Ghodsi offered the Hotels.com as an example of the work his team has done.
Databricks used machine learning trained on customer data and a large set of images to identity which photos (among the key factors that cause someone to book a hotel room) would be most likely to make someone book a stay – then personalised the approach.
Read this: Databricks’ CEO Ali Ghodsi on Microsoft, “Mumbo-Jumbo”, and the Magic of Merging Data Teams
Microsoft’s investment -–the company did not break out the precise sum – comes on the back of a unique relationship Databricks has built with the company: it was the first company to offer a first-party managed service via Azure.
“Databricks has shown tremendous leadership in big data, data science and is uniquely positioned with Microsoft to meet the customer needs across big data, data warehousing and machine learning,” said Rohan Kumar, corporate vice president, Azure Data at Microsoft. “This investment builds on our successful multi-year partnership around Azure Databricks [which] is greatly simplifying big data analytics and artificial intelligence solutions for many Microsoft customers.”
Ghodsi told Computer Business Review: “The emphasis is on growth: we have a unique sales strategy that is focused on industry verticals and this investment will allow us to broaden the number of verticals we’re talking to.”

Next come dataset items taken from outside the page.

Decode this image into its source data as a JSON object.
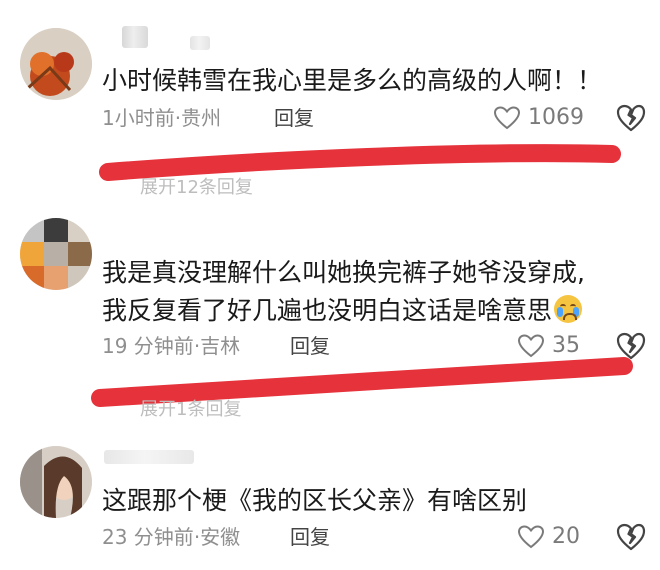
{
  "comments": [
    {
      "text_lines": [
        "小时候韩雪在我心里是多么的高级的人啊！！"
      ],
      "time": "1小时前",
      "location": "贵州",
      "reply_label": "回复",
      "likes": "1069",
      "expand_label": "展开12条回复",
      "avatar": "autumn-leaves-avatar",
      "like_icon": "heart-outline-icon",
      "dislike_icon": "broken-heart-icon"
    },
    {
      "text_lines": [
        "我是真没理解什么叫她换完裤子她爷没穿成,",
        "我反复看了好几遍也没明白这话是啥意思"
      ],
      "emoji": "crying-face-emoji",
      "time": "19 分钟前",
      "location": "吉林",
      "reply_label": "回复",
      "likes": "35",
      "expand_label": "展开1条回复",
      "avatar": "mosaic-avatar",
      "like_icon": "heart-outline-icon",
      "dislike_icon": "broken-heart-icon"
    },
    {
      "text_lines": [
        "这跟那个梗《我的区长父亲》有啥区别"
      ],
      "time": "23 分钟前",
      "location": "安徽",
      "reply_label": "回复",
      "likes": "20",
      "avatar": "woman-portrait-avatar",
      "like_icon": "heart-outline-icon",
      "dislike_icon": "broken-heart-icon"
    }
  ],
  "separator": "·",
  "colors": {
    "red_annotation": "#e5323b",
    "text": "#1a1a1a",
    "meta": "#8f8f8f"
  }
}
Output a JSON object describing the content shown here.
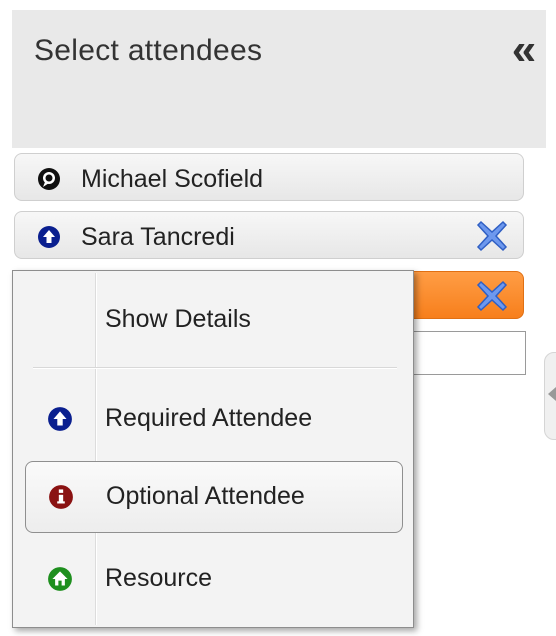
{
  "header": {
    "title": "Select attendees",
    "collapse_glyph": "«"
  },
  "attendees": [
    {
      "name": "Michael Scofield",
      "icon": "organizer-icon",
      "removable": false
    },
    {
      "name": "Sara Tancredi",
      "icon": "required-attendee-icon",
      "removable": true
    },
    {
      "name": "",
      "icon": "",
      "removable": true,
      "highlighted": true
    }
  ],
  "context_menu": {
    "items": [
      {
        "label": "Show Details",
        "icon": ""
      },
      {
        "label": "Required Attendee",
        "icon": "required-attendee-icon"
      },
      {
        "label": "Optional Attendee",
        "icon": "optional-attendee-icon"
      },
      {
        "label": "Resource",
        "icon": "resource-icon"
      }
    ]
  },
  "colors": {
    "required": "#0a1f8f",
    "optional": "#8a1212",
    "resource": "#1e8f1e",
    "highlight": "#f78a2a",
    "remove": "#4f7fe0"
  }
}
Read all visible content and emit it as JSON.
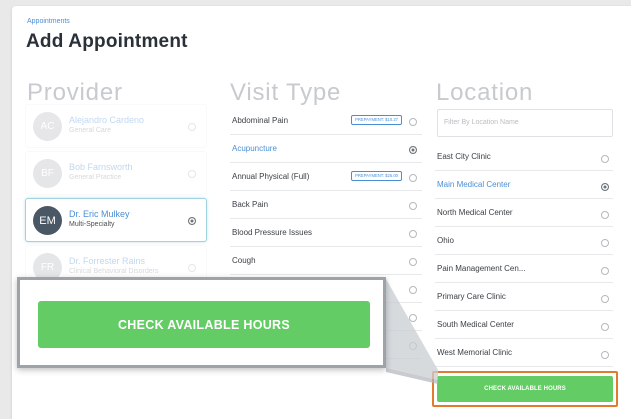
{
  "header": {
    "breadcrumb": "Appointments",
    "title": "Add Appointment"
  },
  "columns": {
    "provider": "Provider",
    "visit_type": "Visit Type",
    "location": "Location"
  },
  "providers": [
    {
      "initials": "AC",
      "name": "Alejandro Cardeno",
      "specialty": "General Care",
      "selected": false
    },
    {
      "initials": "BF",
      "name": "Bob Farnsworth",
      "specialty": "General Practice",
      "selected": false
    },
    {
      "initials": "EM",
      "name": "Dr. Eric Mulkey",
      "specialty": "Multi-Specialty",
      "selected": true
    },
    {
      "initials": "FR",
      "name": "Dr. Forrester Rains",
      "specialty": "Clinical Behavioral Disorders",
      "selected": false
    }
  ],
  "visit_types": [
    {
      "label": "Abdominal Pain",
      "prepayment": "PREPAYMENT: $10.27",
      "selected": false
    },
    {
      "label": "Acupuncture",
      "prepayment": "",
      "selected": true
    },
    {
      "label": "Annual Physical (Full)",
      "prepayment": "PREPAYMENT: $25.00",
      "selected": false
    },
    {
      "label": "Back Pain",
      "prepayment": "",
      "selected": false
    },
    {
      "label": "Blood Pressure Issues",
      "prepayment": "",
      "selected": false
    },
    {
      "label": "Cough",
      "prepayment": "",
      "selected": false
    }
  ],
  "location": {
    "filter_placeholder": "Filter By Location Name",
    "items": [
      {
        "label": "East City Clinic",
        "selected": false
      },
      {
        "label": "Main Medical Center",
        "selected": true
      },
      {
        "label": "North Medical Center",
        "selected": false
      },
      {
        "label": "Ohio",
        "selected": false
      },
      {
        "label": "Pain Management Cen...",
        "selected": false
      },
      {
        "label": "Primary Care Clinic",
        "selected": false
      },
      {
        "label": "South Medical Center",
        "selected": false
      },
      {
        "label": "West Memorial Clinic",
        "selected": false
      }
    ]
  },
  "actions": {
    "check_hours": "CHECK AVAILABLE HOURS"
  },
  "colors": {
    "accent_blue": "#4a8fd6",
    "cta_green": "#64cc64",
    "highlight_orange": "#e37b2e"
  }
}
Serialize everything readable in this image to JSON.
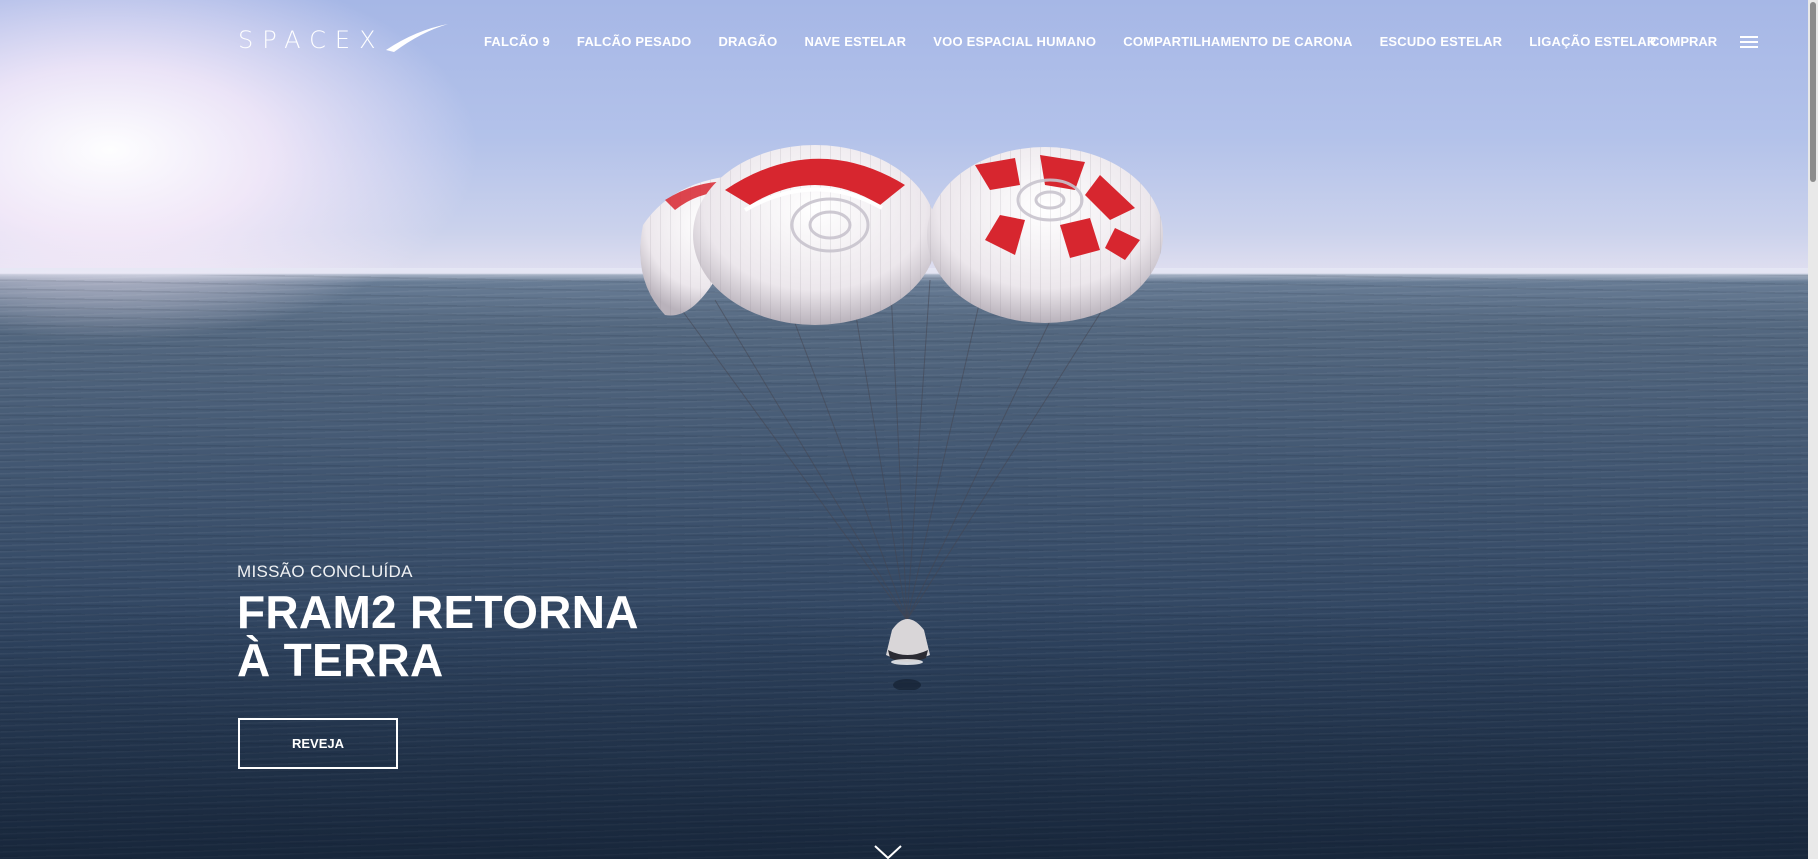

Among the new verticals it’s targeting are “mass media”, retail and government/the public sector. Fintech/financial services is already a target.
“Databricks is the clear winner in the big data platform race,” said Ben Horowitz, co-founder and general partner at Andreessen Horowitz, which led the funding round. “In addition, they have created a new category atop their world-beating Apache Spark platform called Unified Analytics that is growing even faster.”